TRANSYT contains two models for analysis of traffic-actuated control. The first model (target degree of saturation model) is a design model, intended to locate the actuated phase times that would optimize the traffic network. The second model (actuated estimation model) is an evaluation model, intended to evaluate existing conditions. The target degree of saturation model allows actuated phases to operate in the efficient 80%-90% degree of saturation range, while allocating left-over green time to the major street. The actuated estimation model is typically used to compute phase times that are likely to materialize in the field, based on user-specified maximum green and force-off settings.
TRANSYT-7F provides three types of reports, for visualization and printing of data. The lengthy “legacy report” provides extensive output data for the macroscopic TRANSYT simulation model. One-page summary text reports are available for intersections, routes, or for the entire network. One-page formatted reports are available for TRANSYT and CORSIM intersections in both single-ring and dual-ring timing formats. The one-page text report and formatted report also contain agency information, and analysis-specific information. Graphical input/output screens (e.g., Map View, Profile View, Lane Configuration, Timing View, Time-Space Diagram) can be sent to the printer or to an image file, if desired.

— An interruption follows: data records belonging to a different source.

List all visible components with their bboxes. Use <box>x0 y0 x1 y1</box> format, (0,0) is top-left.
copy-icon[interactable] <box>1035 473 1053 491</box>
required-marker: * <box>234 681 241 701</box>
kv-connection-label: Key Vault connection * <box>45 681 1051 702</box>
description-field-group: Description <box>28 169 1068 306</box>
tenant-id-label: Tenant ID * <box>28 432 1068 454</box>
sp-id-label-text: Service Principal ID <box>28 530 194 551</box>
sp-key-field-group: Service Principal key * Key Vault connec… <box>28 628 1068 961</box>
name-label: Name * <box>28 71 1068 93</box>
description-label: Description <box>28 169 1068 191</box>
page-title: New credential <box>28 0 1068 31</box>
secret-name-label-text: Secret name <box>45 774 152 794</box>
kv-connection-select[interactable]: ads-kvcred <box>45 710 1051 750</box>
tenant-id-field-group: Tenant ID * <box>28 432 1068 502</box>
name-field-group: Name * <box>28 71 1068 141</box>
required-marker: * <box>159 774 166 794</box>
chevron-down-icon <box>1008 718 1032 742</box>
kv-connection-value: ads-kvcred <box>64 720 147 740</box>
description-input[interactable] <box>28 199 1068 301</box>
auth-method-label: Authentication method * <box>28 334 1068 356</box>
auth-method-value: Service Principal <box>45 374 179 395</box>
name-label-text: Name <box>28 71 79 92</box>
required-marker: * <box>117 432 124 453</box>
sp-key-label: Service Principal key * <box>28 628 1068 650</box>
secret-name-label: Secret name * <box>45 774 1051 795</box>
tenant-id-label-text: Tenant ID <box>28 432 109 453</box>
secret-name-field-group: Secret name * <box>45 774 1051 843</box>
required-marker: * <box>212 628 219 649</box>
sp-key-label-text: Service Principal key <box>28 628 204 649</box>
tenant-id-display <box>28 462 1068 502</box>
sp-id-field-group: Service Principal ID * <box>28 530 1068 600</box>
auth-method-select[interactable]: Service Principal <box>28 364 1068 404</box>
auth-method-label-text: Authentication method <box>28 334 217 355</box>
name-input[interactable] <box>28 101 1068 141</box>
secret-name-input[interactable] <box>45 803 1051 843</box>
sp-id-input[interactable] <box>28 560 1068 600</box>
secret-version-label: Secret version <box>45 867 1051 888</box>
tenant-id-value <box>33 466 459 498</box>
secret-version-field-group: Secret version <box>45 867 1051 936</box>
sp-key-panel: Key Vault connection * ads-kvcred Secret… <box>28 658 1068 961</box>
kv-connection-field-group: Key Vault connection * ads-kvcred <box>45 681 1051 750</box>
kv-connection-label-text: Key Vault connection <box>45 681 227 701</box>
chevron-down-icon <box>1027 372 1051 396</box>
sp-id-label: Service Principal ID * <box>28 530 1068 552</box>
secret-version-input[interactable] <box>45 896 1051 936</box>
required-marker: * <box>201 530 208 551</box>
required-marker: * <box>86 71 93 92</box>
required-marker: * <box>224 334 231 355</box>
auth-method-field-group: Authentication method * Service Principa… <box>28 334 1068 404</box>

TRANSYT-7F contains a powerful macroscopic simulation engine that allows for detailed analysis and optimization of platoon progression, actuated control, and queue spillback. The engineer can view flow profiles and queue length profiles for any traffic movement, any cycle length, and any time period.


The saturation flow rate screen provides quick and easy estimation of adjusted saturation flow rates. Adjustment factors are computed and displayed in accordance with Highway Capacity Manual (HCM2000) procedures.